На устном экзамене по литературе Борис вытащил билет с вопросами по Лермонтову и Маяковскому — счастливый билет! — и, не мешкая, бросился к столу, но напоролся на яростное сопротивление седеющего педанта с узким гоголевским носом и прилепленными к носу колючими глазками, который замотал его придирками и вопросами, похожими то на подножки, то на удары в спину, и Борис, воя, бегал на четвереньках по таким дремучим углам памяти, что он даже не догадывался раньше об их существовании, и его спасение было в том, что эти затхлые уголки в тот момент осветились каким-то неожиданным, почти волшебным светом.
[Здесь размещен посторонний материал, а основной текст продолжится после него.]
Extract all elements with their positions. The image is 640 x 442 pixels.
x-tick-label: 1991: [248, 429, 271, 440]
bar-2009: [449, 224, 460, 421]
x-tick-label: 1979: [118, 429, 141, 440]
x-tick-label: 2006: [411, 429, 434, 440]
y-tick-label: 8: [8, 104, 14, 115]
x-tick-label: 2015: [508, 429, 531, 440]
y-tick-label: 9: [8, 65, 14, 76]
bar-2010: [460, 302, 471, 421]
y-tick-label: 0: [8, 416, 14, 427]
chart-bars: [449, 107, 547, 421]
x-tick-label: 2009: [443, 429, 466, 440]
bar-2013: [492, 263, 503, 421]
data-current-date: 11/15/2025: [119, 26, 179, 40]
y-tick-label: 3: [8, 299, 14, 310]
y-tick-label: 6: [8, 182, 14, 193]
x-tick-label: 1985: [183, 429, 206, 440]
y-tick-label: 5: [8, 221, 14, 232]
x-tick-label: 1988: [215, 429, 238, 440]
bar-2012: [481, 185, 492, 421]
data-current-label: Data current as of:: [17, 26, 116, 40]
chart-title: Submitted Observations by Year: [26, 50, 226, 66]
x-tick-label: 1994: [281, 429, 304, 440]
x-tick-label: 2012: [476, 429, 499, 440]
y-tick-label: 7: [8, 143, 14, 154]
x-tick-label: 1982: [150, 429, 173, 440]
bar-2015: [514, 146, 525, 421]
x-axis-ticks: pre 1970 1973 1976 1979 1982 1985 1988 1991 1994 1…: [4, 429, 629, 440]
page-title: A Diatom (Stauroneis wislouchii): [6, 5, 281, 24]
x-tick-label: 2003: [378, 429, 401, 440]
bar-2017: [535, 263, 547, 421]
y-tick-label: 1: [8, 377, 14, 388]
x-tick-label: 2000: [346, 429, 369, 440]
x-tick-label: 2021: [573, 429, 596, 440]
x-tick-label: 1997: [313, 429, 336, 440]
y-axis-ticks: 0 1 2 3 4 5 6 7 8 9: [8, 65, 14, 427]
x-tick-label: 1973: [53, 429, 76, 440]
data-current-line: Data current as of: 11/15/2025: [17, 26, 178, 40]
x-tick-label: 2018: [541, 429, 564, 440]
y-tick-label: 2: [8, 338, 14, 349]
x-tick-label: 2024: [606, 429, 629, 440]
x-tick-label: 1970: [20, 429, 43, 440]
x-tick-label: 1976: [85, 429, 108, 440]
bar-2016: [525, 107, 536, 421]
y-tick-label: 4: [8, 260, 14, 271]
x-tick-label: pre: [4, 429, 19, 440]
Он возвращался с экзаменов с дрожащими ледяными руками и воспаленным, но белым лицом, на котором странно таращились два крупных остановившихся глаза, и когда мама открывала ему дверь квартиры, она ничего не спрашивала, только вглядывалась в него в ужасе и с мольбой пощадить ее, стараясь по выражению его лица догадаться о результате. Он кратко говорил: «Пять», — и она со слезами облегчения бросалась его целовать, но он бормотал испуганно: «Не надо, не надо, не надо…» — и высвободившись из ее объятий, уходил в ванную, где, заперевшись, долго и бессмысленно смотрел на себя в зеркало, время от времени рукою поправляя растрепанные волосы; потом, словно внезапно определив причину своего муторного состояния, резким движением, с гримасой отвращения срывал с себя красивый вечерне-синий с красными далекими огнями стоп-сигналов галстук итальянских кровей (подарок отца к выпускному вечеру), расстегивал ворот рубашки и, включив холодную воду с намерением остудить лицо, вдруг присаживался на край ванны и замирал так, совсем опустошенный, с галстуком в руке… шло время… мама робко стучалась в дверь, звала обедать, он вяло отзывался, заворачивал кран, выходил… в кухне пахло его любимыми кушаниями, и его снова начинало мутить; он хватался за сигарету, поспешно закуривал, садился на табурет и молча, отстраненно смотрел, как возится она у плиты.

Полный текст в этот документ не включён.